I was expecting WAY more streaming service advertisements during the Super Bowl. We’re all still stuck at home and movies aren’t coming out any time soon, so I thought the streamers would go all-in on advertising their wares for post-game viewing (or mid-game viewing if you gave up early). But no, except for the network quid pro quo of CBS advertising Paramount+ (both owned by Viacom), there was remarkably little from the streaming services. Netflix sat it out entirely, Disney showed actual restraint, and Amazon Prime offered only a glimpse at Coming 2 America. I’m already sold on this movie, but I am super into the idea of Zamunda and Wakanda co-existing in a fictional universe.
During the TV spot, Leslie Jones’s character makes a reference to Wakanda, and Akeem says, “Wakanda is a fictional place.” Right away we establish that the MCU exists in the world of Coming 2 America, which itself raises many questions. Does Zamunda run tourism campaigns as the “real” Wakanda? They should! Because, and this is the fascinating point, Zamunda is, like Wakanda, an African nation untouched by colonialism. But this is not to say that Zamunda is, like Wakanda, meant to be a utopian African society. The two fictional countries might be monarchies, but where Wakanda took its cues from how modern monarchy has evolved in real African nations like Lesotho and reimagined it with zero colonialist influence, Zamunda looks more like a European monarchy on screen. The difference is undoubtedly down to different narrative goals—Coming to America merely wanted to establish a Black royal family to an audience mostly familiar with the British royal family, while Black Panther specifically wanted to show an African nation free of imperialism’s scars. I don’t think Coming to America was, back in 1988, concerned with the same socio-political issues brought to Black Panther in 2018.

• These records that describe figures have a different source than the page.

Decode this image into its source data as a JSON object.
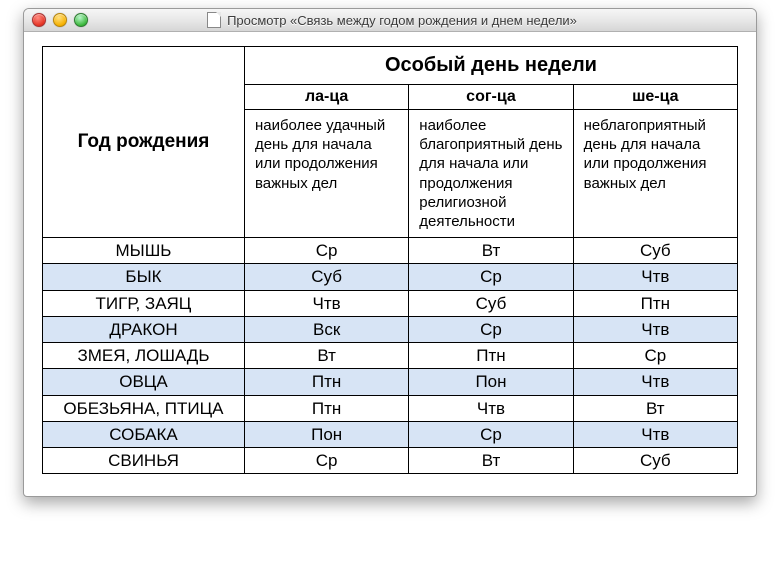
{
  "window": {
    "title": "Просмотр «Связь между годом рождения и днем недели»"
  },
  "table": {
    "header_special_day": "Особый день недели",
    "header_year": "Год рождения",
    "subheaders": {
      "la_tsa": "ла-ца",
      "sog_tsa": "сог-ца",
      "she_tsa": "ше-ца"
    },
    "descriptions": {
      "la_tsa": "наиболее удачный день для начала или продолжения важных дел",
      "sog_tsa": "наиболее благоприятный день для начала или продолжения религиозной деятельности",
      "she_tsa": "неблагоприятный день для начала или продолжения важных дел"
    },
    "rows": [
      {
        "animal": "МЫШЬ",
        "la": "Ср",
        "sog": "Вт",
        "she": "Суб"
      },
      {
        "animal": "БЫК",
        "la": "Суб",
        "sog": "Ср",
        "she": "Чтв"
      },
      {
        "animal": "ТИГР, ЗАЯЦ",
        "la": "Чтв",
        "sog": "Суб",
        "she": "Птн"
      },
      {
        "animal": "ДРАКОН",
        "la": "Вск",
        "sog": "Ср",
        "she": "Чтв"
      },
      {
        "animal": "ЗМЕЯ, ЛОШАДЬ",
        "la": "Вт",
        "sog": "Птн",
        "she": "Ср"
      },
      {
        "animal": "ОВЦА",
        "la": "Птн",
        "sog": "Пон",
        "she": "Чтв"
      },
      {
        "animal": "ОБЕЗЬЯНА, ПТИЦА",
        "la": "Птн",
        "sog": "Чтв",
        "she": "Вт"
      },
      {
        "animal": "СОБАКА",
        "la": "Пон",
        "sog": "Ср",
        "she": "Чтв"
      },
      {
        "animal": "СВИНЬЯ",
        "la": "Ср",
        "sog": "Вт",
        "she": "Суб"
      }
    ],
    "alt_row_bg": "#d7e4f5",
    "border_color": "#000000"
  }
}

But it does make me wonder, in a post-Black Panther world, if Zamunda will be approached any differently? There is no mandate to “fix” Zamunda, but since the world embraced Wakanda, one wonders if perhaps Eddie Murphy et al felt any pressure to tweak their idea of Zamunda, to perhaps consider it a little more carefully. Coming 2 America does not suddenly have to become a socio-political film about the international relations of an uncolonized African nation, but it would be neat to have a competing idea of a non-imperialized African nation that goes beyond “this guy is a prince”. It does look like Coming 2 America will take place more in Zamunda than Coming to America, so perhaps this is exactly what we will get. Or maybe it will just be a bunch of lion jokes. It will probably just be that.